Normal_jet_bussemaker_minister_ocw_rijksoverheid

De opbrengsten van het leenstelsel moeten alleen naar de verbetering van de onderwijskwaliteit gaan en niet naar onderzoek en valorisatie. Dat schrijft demissionair onderwijsminister Bussemaker in een brief aan de Tweede Kamer. Dit meldt ScienceGuide.

“Zoals ook aangegeven in de Strategische Agenda Hoger Onderwijs en Onderzoek is in het akkoord over het studievoorschot afgesproken dat in ieder geval de middelen die daardoor vrijkomen gekoppeld worden aan kwaliteitsafspraken. Daarbij wil ik benadrukken dat die middelen bestemd zijn voor de verbetering van de onderwijskwaliteit. Ik zie geen reden daarvan af te wijken”, schrijft Bussemaker.
 
Bussemaker reageert hiermee op het rapport ‘Van afvinken naar aanvonken’ van de Commissie Van de Donk waarin het experiment met de prestatiebekostiging in het hoger onderwijs geëvalueerd wordt.

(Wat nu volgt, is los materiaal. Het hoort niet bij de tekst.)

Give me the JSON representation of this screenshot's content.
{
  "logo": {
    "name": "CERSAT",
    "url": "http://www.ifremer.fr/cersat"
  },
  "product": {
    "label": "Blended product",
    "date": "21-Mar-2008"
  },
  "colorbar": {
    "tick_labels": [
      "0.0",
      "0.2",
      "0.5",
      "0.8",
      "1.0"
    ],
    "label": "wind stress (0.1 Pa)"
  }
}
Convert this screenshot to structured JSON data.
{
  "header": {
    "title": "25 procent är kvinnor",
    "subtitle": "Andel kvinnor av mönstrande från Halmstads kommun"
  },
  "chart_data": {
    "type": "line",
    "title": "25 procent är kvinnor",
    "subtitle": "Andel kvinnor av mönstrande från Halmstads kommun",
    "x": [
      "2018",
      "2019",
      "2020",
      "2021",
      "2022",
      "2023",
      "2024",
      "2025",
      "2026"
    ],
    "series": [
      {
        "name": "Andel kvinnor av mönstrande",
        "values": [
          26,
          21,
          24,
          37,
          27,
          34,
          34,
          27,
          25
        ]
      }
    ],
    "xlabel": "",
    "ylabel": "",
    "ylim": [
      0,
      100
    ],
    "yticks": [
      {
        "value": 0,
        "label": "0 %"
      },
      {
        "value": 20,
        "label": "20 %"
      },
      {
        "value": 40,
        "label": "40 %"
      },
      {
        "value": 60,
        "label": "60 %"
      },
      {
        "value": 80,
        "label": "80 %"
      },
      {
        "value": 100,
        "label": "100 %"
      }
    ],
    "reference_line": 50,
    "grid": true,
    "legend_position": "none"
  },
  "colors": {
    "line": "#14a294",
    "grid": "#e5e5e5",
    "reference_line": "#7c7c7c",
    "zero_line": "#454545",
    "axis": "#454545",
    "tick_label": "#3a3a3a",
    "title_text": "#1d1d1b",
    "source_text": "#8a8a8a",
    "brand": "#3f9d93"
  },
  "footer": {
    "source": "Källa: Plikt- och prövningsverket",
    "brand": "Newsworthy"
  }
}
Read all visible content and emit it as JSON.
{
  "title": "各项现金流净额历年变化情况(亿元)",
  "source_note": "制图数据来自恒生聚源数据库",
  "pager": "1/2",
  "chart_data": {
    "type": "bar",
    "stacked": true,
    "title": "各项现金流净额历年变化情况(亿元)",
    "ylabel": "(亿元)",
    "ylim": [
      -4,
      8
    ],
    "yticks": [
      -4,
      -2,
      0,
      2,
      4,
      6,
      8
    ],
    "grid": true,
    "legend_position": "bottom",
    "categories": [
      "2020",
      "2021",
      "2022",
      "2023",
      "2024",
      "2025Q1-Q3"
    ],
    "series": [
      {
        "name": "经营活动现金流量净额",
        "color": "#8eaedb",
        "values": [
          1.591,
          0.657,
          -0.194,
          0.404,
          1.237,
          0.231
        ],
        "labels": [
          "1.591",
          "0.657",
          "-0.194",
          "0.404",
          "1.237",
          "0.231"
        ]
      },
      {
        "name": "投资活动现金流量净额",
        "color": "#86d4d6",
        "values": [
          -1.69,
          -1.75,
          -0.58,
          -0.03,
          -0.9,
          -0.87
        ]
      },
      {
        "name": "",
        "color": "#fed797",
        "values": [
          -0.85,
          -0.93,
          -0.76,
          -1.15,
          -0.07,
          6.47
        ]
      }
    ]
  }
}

Hierin deed de commissie de suggestie om de studievoorschotmiddelen breder in te zetten dan alleen voor de kwaliteitsverbetering van het onderwijs. Het zou ook gebruikt kunnen worden voor onderzoek en valorisatie.
 
De VSNU, de Vereniging Hogescholen en de studentenbonden ISO en LSVb reageerden hier verontwaardigd op en willen dat het geldt dat vrijkomt door de invoering van het leenstelsel alleen gebruikt wordt voor de verbetering van de onderwijskwaliteit, zoals eerder ook was beloofd. 
 
Bussemaker constateert dat de evaluatie van het experiment een goede basis geeft voor een gesprek over de rol van kwaliteitsafspraken in het hoger onderwijs. “Ik zal de komende periode gebruiken om de vormgeving van de kwaliteitsafspraken voor te bereiden. Besluitvorming daarover zal ik aan een nieuw kabinet overlaten.”